Q: Killpain présente-t-il un risque de dépendance?

D'après les informations officielles du produit, Killpain appartient à une classe de médicaments présentant un potentiel de dépendance et d'abus, particulièrement en cas d'utilisation prolongée ou à des doses supérieures à celles prescrites.

C'est pourquoi les autorités de santé insistent sur le fait que son usage doit généralement être limité à une courte période.


Q: Que dois-je faire si j'oublie une dose de Killpain?

La notice d'information du produit conseille généralement de prendre la dose manquée dès que l'oubli est constaté, sauf s'il est presque l'heure de la dose suivante.

Si la prise suivante est très proche, il convient de sauter la dose oubliée et de reprendre le schéma de traitement habituel. Il est crucial de ne jamais prendre une double dose pour tenter de compenser celle qui a été omise.

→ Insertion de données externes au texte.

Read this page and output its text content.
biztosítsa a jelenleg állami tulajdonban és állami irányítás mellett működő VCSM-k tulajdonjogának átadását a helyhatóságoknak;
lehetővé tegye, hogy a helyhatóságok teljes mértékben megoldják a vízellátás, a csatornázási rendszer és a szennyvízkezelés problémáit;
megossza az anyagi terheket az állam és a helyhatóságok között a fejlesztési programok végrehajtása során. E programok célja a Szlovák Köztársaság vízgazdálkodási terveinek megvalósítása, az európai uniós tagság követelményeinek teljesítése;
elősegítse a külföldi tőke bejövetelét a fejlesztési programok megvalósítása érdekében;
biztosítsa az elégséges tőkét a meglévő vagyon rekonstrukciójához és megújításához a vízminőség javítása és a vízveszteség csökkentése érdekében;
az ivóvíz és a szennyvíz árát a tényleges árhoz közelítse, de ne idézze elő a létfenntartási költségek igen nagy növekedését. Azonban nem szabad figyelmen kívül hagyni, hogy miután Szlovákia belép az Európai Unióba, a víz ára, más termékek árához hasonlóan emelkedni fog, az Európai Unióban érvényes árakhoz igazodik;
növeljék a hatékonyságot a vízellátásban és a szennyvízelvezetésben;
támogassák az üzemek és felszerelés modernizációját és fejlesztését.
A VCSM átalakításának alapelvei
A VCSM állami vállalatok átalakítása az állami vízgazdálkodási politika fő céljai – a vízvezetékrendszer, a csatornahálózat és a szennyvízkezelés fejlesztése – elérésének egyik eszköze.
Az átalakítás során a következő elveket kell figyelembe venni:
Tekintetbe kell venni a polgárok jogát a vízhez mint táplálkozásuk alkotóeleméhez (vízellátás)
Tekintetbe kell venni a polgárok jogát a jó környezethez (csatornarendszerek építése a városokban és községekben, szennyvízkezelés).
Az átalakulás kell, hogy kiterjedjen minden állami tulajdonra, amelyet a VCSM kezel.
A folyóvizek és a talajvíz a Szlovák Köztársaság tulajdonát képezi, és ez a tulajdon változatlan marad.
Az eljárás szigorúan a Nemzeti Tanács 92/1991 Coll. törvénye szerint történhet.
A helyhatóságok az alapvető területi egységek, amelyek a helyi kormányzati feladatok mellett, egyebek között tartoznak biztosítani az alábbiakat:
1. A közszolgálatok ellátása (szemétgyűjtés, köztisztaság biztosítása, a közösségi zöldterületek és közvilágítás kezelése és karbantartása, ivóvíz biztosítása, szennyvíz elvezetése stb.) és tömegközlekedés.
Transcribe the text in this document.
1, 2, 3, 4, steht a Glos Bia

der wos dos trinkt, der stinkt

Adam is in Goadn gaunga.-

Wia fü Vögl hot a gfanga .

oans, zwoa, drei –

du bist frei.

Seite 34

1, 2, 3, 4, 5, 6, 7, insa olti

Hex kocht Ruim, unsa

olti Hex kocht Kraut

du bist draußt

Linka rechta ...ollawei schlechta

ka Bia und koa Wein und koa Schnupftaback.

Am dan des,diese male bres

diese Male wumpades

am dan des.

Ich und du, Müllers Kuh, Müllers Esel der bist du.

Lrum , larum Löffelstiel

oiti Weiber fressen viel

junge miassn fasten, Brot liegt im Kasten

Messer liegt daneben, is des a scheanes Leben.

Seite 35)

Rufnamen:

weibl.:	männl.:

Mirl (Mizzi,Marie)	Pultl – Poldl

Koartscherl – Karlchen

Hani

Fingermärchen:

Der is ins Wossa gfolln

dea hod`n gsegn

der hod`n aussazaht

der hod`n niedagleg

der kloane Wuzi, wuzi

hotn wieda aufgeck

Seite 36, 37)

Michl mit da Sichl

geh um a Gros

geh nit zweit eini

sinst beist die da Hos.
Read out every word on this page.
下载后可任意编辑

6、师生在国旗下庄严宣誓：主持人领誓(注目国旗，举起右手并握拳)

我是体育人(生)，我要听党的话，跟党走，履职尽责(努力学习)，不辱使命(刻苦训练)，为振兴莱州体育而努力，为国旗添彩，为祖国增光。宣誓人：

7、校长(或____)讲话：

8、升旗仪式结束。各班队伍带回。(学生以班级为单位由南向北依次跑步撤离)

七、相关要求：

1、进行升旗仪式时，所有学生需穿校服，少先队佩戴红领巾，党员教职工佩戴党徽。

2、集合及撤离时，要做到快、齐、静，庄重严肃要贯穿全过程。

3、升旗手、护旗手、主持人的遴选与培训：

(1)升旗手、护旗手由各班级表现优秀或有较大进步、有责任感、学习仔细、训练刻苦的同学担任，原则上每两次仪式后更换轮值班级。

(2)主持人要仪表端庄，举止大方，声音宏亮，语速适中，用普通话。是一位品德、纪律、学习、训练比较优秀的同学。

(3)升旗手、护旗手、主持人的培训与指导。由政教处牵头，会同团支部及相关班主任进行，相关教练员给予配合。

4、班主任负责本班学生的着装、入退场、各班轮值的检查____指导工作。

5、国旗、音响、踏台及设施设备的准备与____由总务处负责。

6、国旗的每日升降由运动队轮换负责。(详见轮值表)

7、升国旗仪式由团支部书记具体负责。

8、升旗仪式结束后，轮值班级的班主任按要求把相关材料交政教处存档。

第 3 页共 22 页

Q: Comment Killpain doit-il être conservé?

Les directives officielles stipulent que Killpain doit être conservé à température ambiante, à l'abri de l'humidité et de la chaleur.

En raison de ses propriétés spécifiques, ce médicament doit impérativement être gardé dans un endroit sûr, hors de la vue et de la portée des enfants et des animaux domestiques.

Comment Killpain doit-il être conservé et éliminé ?

Exigences de stockage

Le Killpain (Kétorolac trométhamine) doit être stocké conformément aux exigences réglementaires spécifiques à sa forme galénique.

Forme galénique Condition de stockage Règles de protection
Comprimés Température ambiante contrôlée : 20 °C à 25 °C. Garder le contenant hermétiquement fermé ; protéger de l'humidité.
Solution injectable Température ambiante contrôlée. Protéger de la lumière ; ne pas réfrigérer ni congeler.
Solution ophtalmique Température ambiante : 15 °C à 25 °C. Jeter le contenant après la période d'utilisation spécifiée (par exemple, un mois) suivant la première ouverture.

Toutes les formes doivent être conservées dans leur emballage d'origine et stockées hors de la vue et de la portée des enfants.

Instructions pour l'élimination

Le Killpain non utilisé ou périmé ne doit pas être jeté dans les eaux usées domestiques ou les systèmes d'égouts. L'élimination doit se faire par le biais d'un programme agréé de reprise des déchets pharmaceutiques ou être retourné à un point de collecte approuvé, conformément aux directives réglementaires locales.

Attention! Consultez toujours un médecin ou un pharmacien avant d'utiliser des pilules ou des médicaments.